Music, then, no pictures. He hits shuffle and the first song it brings up is an old one, ‘Comin’ Home Baby’ by Mel Tormé. He owns so few sentimental songs among the concept rock and the folk and the eighties and nineties favourites from his younger days, it seems cruel that this should be the one to play. It might have been selected by Mike himself to torment him.
I hate you, he thinks. I hate you with a depth that makes me see I have never hated before in my whole life. Only you.
Even now, if he could think of a way to do it without making things worse for Fi than they already are, he would get off this train, fly home and kill him.
44
Bram, Word document
New Year, new arrangements to make regarding the execution of a criminal fraud.
Wendy and I met our solicitor for the first and only time to sign the contracts prior to their exchange on Friday, 6 January. We sat side by side at his desk in the small, down-at-heel practice above a cheese shop in Crystal Palace. Graham Jenson, with his faded eyes and posture of near-collapse, had an air of having met middle age with a more crushing experience of defeat than he’d hoped, which reflected my own mood to an uncomfortable degree. In different circumstances, we might have traded war stories over a pint and vied for the attentions of his perky trainee, Rachel.
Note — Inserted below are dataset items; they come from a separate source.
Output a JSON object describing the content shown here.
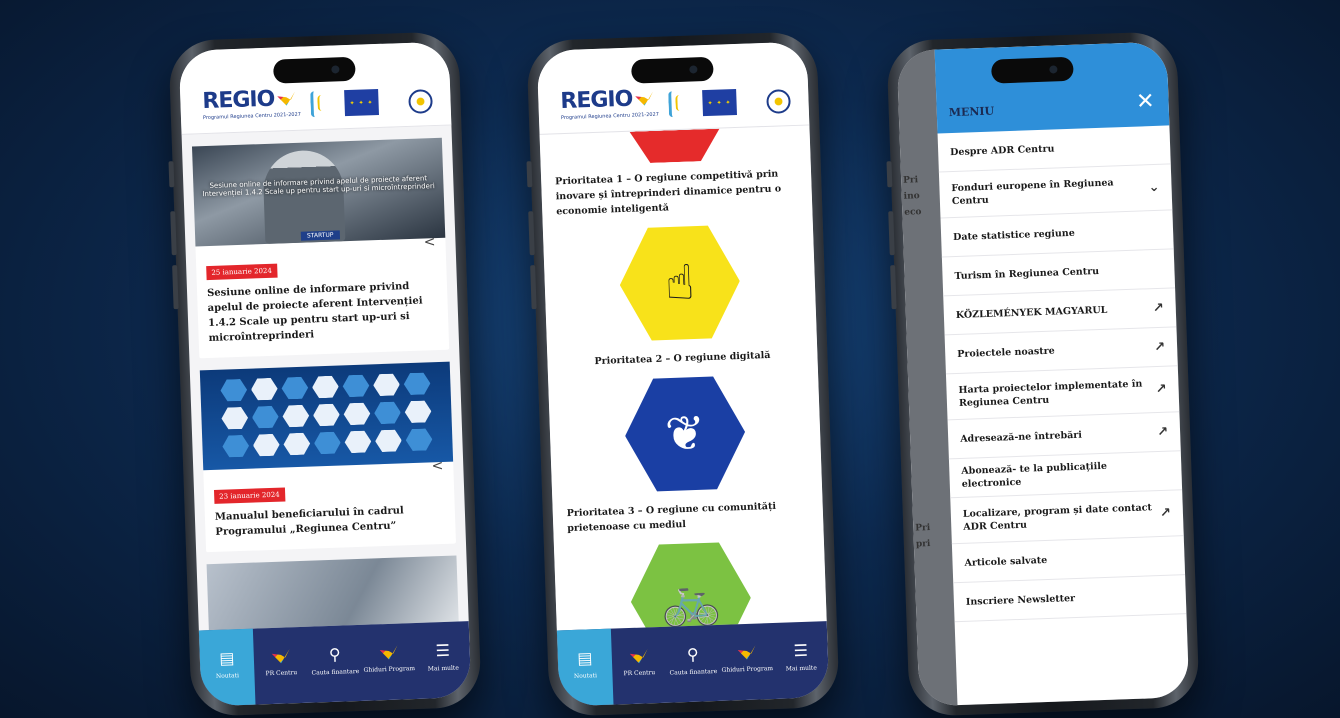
{
  "brand": {
    "logo_text": "REGIO",
    "logo_subtitle": "Programul Regiunea Centru 2021-2027"
  },
  "nav": {
    "items": [
      {
        "label": "Noutati",
        "icon": "news-icon"
      },
      {
        "label": "PR Centru",
        "icon": "regio-logo-icon"
      },
      {
        "label": "Cauta finantare",
        "icon": "search-icon"
      },
      {
        "label": "Ghiduri Program",
        "icon": "regio-logo-icon"
      },
      {
        "label": "Mai multe",
        "icon": "hamburger-icon"
      }
    ]
  },
  "phone1": {
    "cards": [
      {
        "image_text": "Sesiune online de informare privind apelul de proiecte aferent Intervenției 1.4.2 Scale up pentru start up-uri si microîntreprinderi",
        "image_tag": "STARTUP",
        "date": "25 ianuarie 2024",
        "title": "Sesiune online de informare privind apelul de proiecte aferent Intervenției 1.4.2 Scale up pentru start up-uri si microîntreprinderi"
      },
      {
        "date": "23 ianuarie 2024",
        "title": "Manualul beneficiarului în cadrul Programului „Regiunea Centru”"
      }
    ]
  },
  "phone2": {
    "priorities": [
      {
        "text": "Prioritatea 1 – O regiune competitivă prin inovare și întreprinderi dinamice pentru o economie inteligentă"
      },
      {
        "text": "Prioritatea 2 – O regiune digitală"
      },
      {
        "text": "Prioritatea 3 – O regiune cu comunități prietenoase cu mediul"
      }
    ]
  },
  "phone3": {
    "background_text": "Pri ino eco",
    "background_text_2": "Pri pri",
    "menu_title": "MENIU",
    "items": [
      {
        "label": "Despre ADR Centru",
        "suffix": ""
      },
      {
        "label": "Fonduri europene în Regiunea Centru",
        "suffix": "⌄"
      },
      {
        "label": "Date statistice regiune",
        "suffix": ""
      },
      {
        "label": "Turism în Regiunea Centru",
        "suffix": ""
      },
      {
        "label": "KÖZLEMÉNYEK MAGYARUL",
        "suffix": "↗"
      },
      {
        "label": "Proiectele noastre",
        "suffix": "↗"
      },
      {
        "label": "Harta proiectelor implementate în Regiunea Centru",
        "suffix": "↗"
      },
      {
        "label": "Adresează-ne întrebări",
        "suffix": "↗"
      },
      {
        "label": "Abonează- te la publicațiile electronice",
        "suffix": ""
      },
      {
        "label": "Localizare, program și date contact ADR Centru",
        "suffix": "↗"
      },
      {
        "label": "Articole salvate",
        "suffix": ""
      },
      {
        "label": "Inscriere Newsletter",
        "suffix": ""
      }
    ]
  },
  "colors": {
    "navbar": "#23326e",
    "nav_active": "#3aa7d8",
    "menu_header": "#2e8fd9",
    "date_badge": "#e3262b",
    "prio1": "#e52b2b",
    "prio2": "#f8e21a",
    "prio3": "#1a3fa4",
    "prio4": "#7cc242"
  }
}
Instead, I laid two passports on the desk in front of him: mine and Fi’s.
‘Lucky they don’t ask for drivers’ licences for ID,’ Wendy said to me in an affable aside. Her fingers reached to pick up my passport and, as she flicked to the photograph, she touched my arm as if remembering with fondness this younger version of her husband. In her interpretation of our twisted role play, we were not estranged but very much together.
As for ‘her’ photo, I did not need to hold it up to her face to know that she’d done enough. Though considerably less attractive and at least a stone heavier than Fi, she was of a similar enough facial type to pass herself off. They both had dark eyes and blonde hair – Wendy had had hers tinted to ape Fi’s less strident shade and a fringe cut to conceal her thinner, higher eyebrows. Fi had a sweetly pointed chin, but it wasn’t a dominating feature and not something a casual observer – a qualified conveyancer, for instance, with the authority to handle millions of pounds – would pick up on. (They should make blood tests compulsory, I thought, or fingerprinting.) In the event, only the most cursory comparison was made between passport Fi and fake Fi, the filing of photocopies evidently considered due diligence enough.